I love the clouds here in the summer. Sometimes they peek over the mountaintops, then continue to grow higher and higher into tall cumulus peaks, snow white, resembling mountains of whipped cream. I think if I had a giant spoon I could take a bite. At other times they look muscular and strong, their bulges and humps look like a boxer flexing his muscles, as if to say, "Watch out, I'm going to drop a giant thunderstorm on your head." It's only bluff. When you look later, that big cloud has dissipated into a shimmering cirrus shelf, gradually fizzling out.

The clouds seem to come from the northwest, veer west and turn toward the southside of the lake. Sometimes the thunder rolls and lightning zig-zags the length of the lake. A big fireworks show. Maybe that's why the original inhabitants were afraid of the thunder and lightning gods, and that they used a lightning bolt in their paintings and pottery.

There are some mornings when we wake and see the mountains totally covered in soft gray clouds and mist which sinks lower and lower so that you feel they are going to cover you with their moisture. Then maybe it does rain in the village, or maybe it rains up in the mountains and we never know it until the water runs down the arroyos and into the streets.

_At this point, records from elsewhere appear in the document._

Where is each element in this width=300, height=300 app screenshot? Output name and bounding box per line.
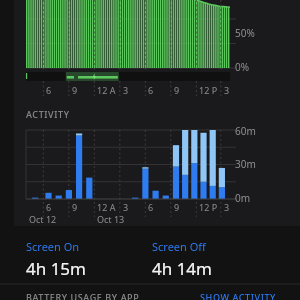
staticText: 3 bbox=[224, 201, 230, 213]
staticText: 0% bbox=[235, 60, 250, 74]
staticText: ACTIVITY bbox=[26, 108, 70, 120]
staticText: 50% bbox=[235, 26, 255, 40]
button[interactable]: SHOW ACTIVITY bbox=[200, 291, 276, 300]
staticText: Oct 12 bbox=[29, 213, 57, 225]
button[interactable]: Screen Off bbox=[152, 239, 262, 280]
staticText: 0m bbox=[235, 191, 251, 205]
staticText: SHOW ACTIVITY bbox=[200, 291, 276, 300]
staticText: 3 bbox=[123, 84, 129, 96]
staticText: 9 bbox=[72, 84, 78, 96]
staticText: 12 A bbox=[97, 84, 116, 96]
staticText: 6 bbox=[148, 201, 154, 213]
staticText: 4h 15m bbox=[26, 257, 86, 280]
staticText: 3 bbox=[123, 201, 129, 213]
staticText: 12 A bbox=[97, 201, 116, 213]
staticText: Screen On bbox=[26, 239, 80, 254]
staticText: 3 bbox=[224, 84, 230, 96]
button[interactable]: BATTERY USAGE BY APP bbox=[26, 291, 140, 300]
staticText: 60m bbox=[235, 124, 256, 138]
staticText: BATTERY USAGE BY APP bbox=[26, 291, 140, 300]
button[interactable]: Screen On bbox=[26, 239, 136, 280]
staticText: 6 bbox=[148, 84, 154, 96]
staticText: 9 bbox=[174, 201, 180, 213]
staticText: 12 P bbox=[199, 84, 218, 96]
staticText: 6 bbox=[46, 201, 52, 213]
staticText: 30m bbox=[235, 157, 256, 171]
staticText: 4h 14m bbox=[152, 257, 212, 280]
staticText: 9 bbox=[72, 201, 78, 213]
staticText: 12 P bbox=[199, 201, 218, 213]
staticText: Screen Off bbox=[152, 239, 206, 254]
staticText: 9 bbox=[174, 84, 180, 96]
staticText: Oct 13 bbox=[97, 213, 125, 225]
staticText: 6 bbox=[46, 84, 52, 96]
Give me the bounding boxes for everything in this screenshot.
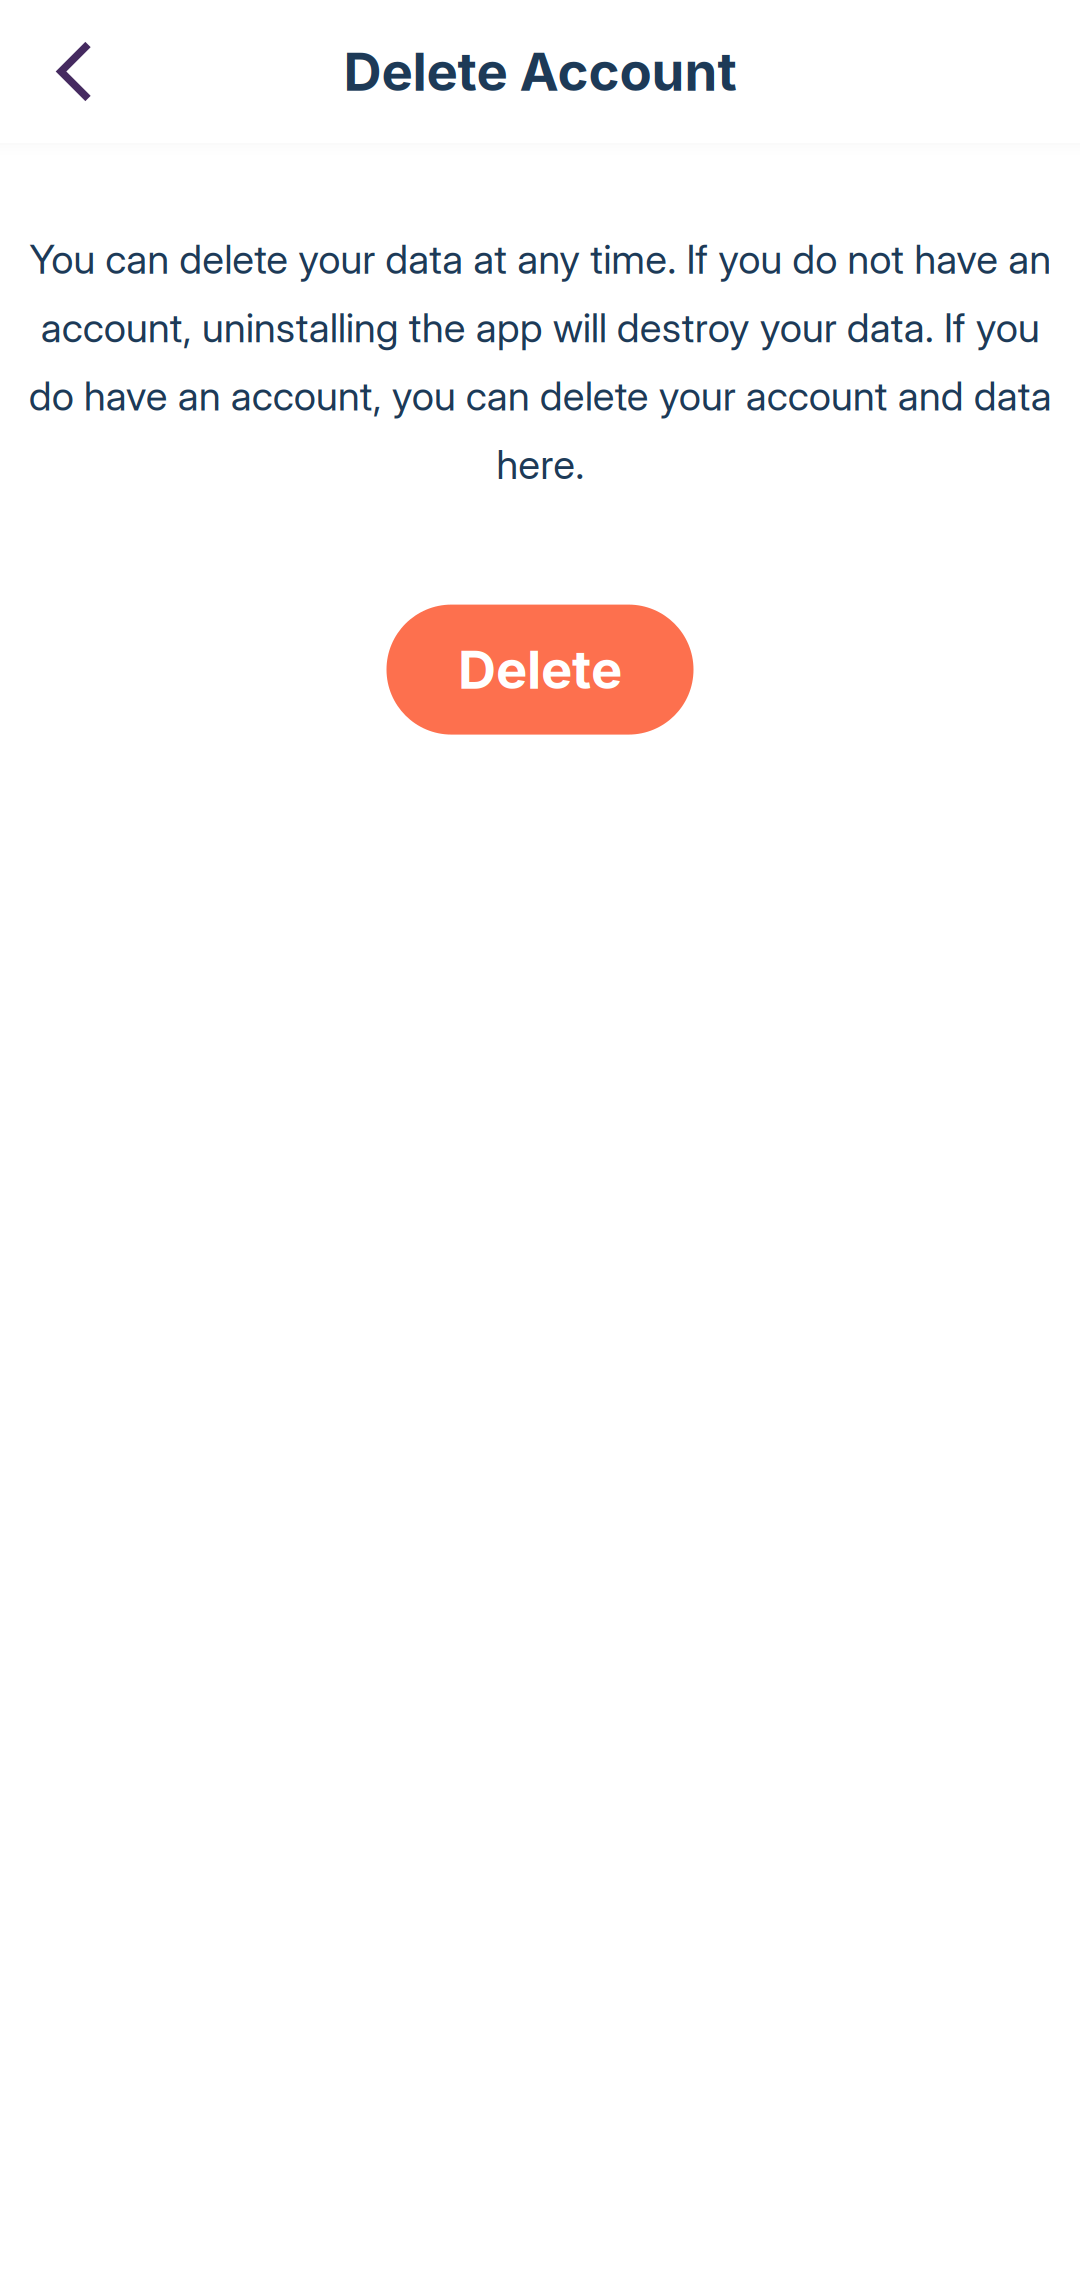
staticText: You can delete your data at any time. If… — [28, 235, 1052, 489]
staticText: Delete Account — [344, 40, 736, 103]
staticText: Delete — [458, 638, 622, 701]
button[interactable]: Delete — [386, 605, 694, 735]
button[interactable]: Back — [22, 6, 127, 136]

I never tire of looking up, up, up to see where the clouds are and what kind they are, trying to predict, "Is it going to rain today or tonight?" But the clouds are clever, they never disclose their intent until there is a sudden downpour--or a silent drifting away. The natives go along with their daily business. If it rains, the women grab an umbrella, the macho men let the rain soak their shirts. They know the sun will return and the clouds will form again.